Absent since January, I need to plunge. Head first.
What happened? Well I got wrapped up in books – long, long
books. First Donna Tartt’s The Goldfinch,
then Eleanor Catton’s The Luminaries.
Then Tartt’s book a second time for book club, because I couldn’t hold onto all
the richness of the first read.
Big tomes shut me up
and the blog down for a bit. They seemed so much more interesting than my own
thoughts.
So I’ve been reading, not writing.
What else have I read?
Here’s a
smattering. Jo Nesbo’s The Son.
A bunch of Robert Craig --
Chasing Darkness, The Sentry, The
Watchman, Suspect.
Back to lit fiction: Anthony Doerr’s All the
Light We Cannot See, a beautiful historical novel set in Germany and France
during and after World War II.
Then Christina Baker Kline’s Orphan
Train for book group (a book, which
for my taste had a setting, and characters that were too shallow and
simplistic. Think junior high school.) While
reading, I argued with the writer’s sense of Maine. I know Kline has lived
there – but how and how much? Is she there, as I suspect, mostly on vacation?
It’s sometimes dangerous to read
about places you know too well. I asked
myself am I just picky? Would any book set in Maine please? To counteract, I
picked up Elizabeth Strout’s The Burgess
Boys. And the answers came boomeranging back: Yes. I am picky. Yes. There
are writers who understand Maine and its world as I do – only better. Strout
nail’s Maine and its people – how they attach to it and move away from it, come
back to it and reflect on it. But then why shouldn’t she?
Pulitzer Prize winner for Olive Kitteridge, Strout pulls her
stories from the crimes and headlines of
the recent past, and her characters from her life. Born in
Portland, educated at Bates College in Lewiston, she now makes her home in both
Maine and New York City, with her husband Jim Tierney who has some biographical details in common with her fictional
characters. She sets The Burgess Boys in both New York City and the in fictional Shirley Falls, Maine, a small town
that closely resembles the Durham,
Lisbon Falls- Lewiston area. Heck,
Shirley Falls even has a Moxie Festival, just like the one Lisbon Falls
celebrates each year. (Moxie is a bitter
Maine cola that tastes something like Dr. Pepper).

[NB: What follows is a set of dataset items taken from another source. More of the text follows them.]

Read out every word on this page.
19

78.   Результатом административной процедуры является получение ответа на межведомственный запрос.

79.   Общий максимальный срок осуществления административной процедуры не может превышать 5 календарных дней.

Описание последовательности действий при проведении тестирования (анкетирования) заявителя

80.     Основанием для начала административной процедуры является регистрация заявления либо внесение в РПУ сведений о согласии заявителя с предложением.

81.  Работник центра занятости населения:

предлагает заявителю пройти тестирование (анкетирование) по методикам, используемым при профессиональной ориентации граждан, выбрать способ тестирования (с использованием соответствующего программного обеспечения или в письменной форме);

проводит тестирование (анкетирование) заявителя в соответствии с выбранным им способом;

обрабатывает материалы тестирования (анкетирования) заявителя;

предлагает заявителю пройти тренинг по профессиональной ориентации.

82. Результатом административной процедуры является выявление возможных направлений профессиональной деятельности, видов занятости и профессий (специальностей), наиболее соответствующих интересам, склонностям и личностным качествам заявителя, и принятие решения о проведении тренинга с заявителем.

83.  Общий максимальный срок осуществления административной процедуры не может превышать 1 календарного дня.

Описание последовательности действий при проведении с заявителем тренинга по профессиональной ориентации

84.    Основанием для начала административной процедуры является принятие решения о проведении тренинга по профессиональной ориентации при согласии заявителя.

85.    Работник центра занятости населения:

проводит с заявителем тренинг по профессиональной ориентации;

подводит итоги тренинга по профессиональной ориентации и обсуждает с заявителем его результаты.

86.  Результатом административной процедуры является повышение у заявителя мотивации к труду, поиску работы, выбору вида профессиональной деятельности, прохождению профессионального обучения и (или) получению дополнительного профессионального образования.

Then, in the last two weeks, I took a long car trip from Virginia to Maine and back. While
driving I listened to books on the long list for the 2014 Man Booker Awards. On
the way up, I heard Richard Powers’ Orfeo.
On the way back listened to The Siri Hustvedt’s The Blazing
World. Both are written by
geniuses. I cannot imagine living
in either’s head, but I enjoyed lovely visits.
Both are works on and about aesthetics
and culture: Powers writes eloquently
about music in last 100 years. Hustvedt explores gender and identity in the
contemporary art world. Will follow up on these two later this week.
Enough for now or I will rattle on and never post.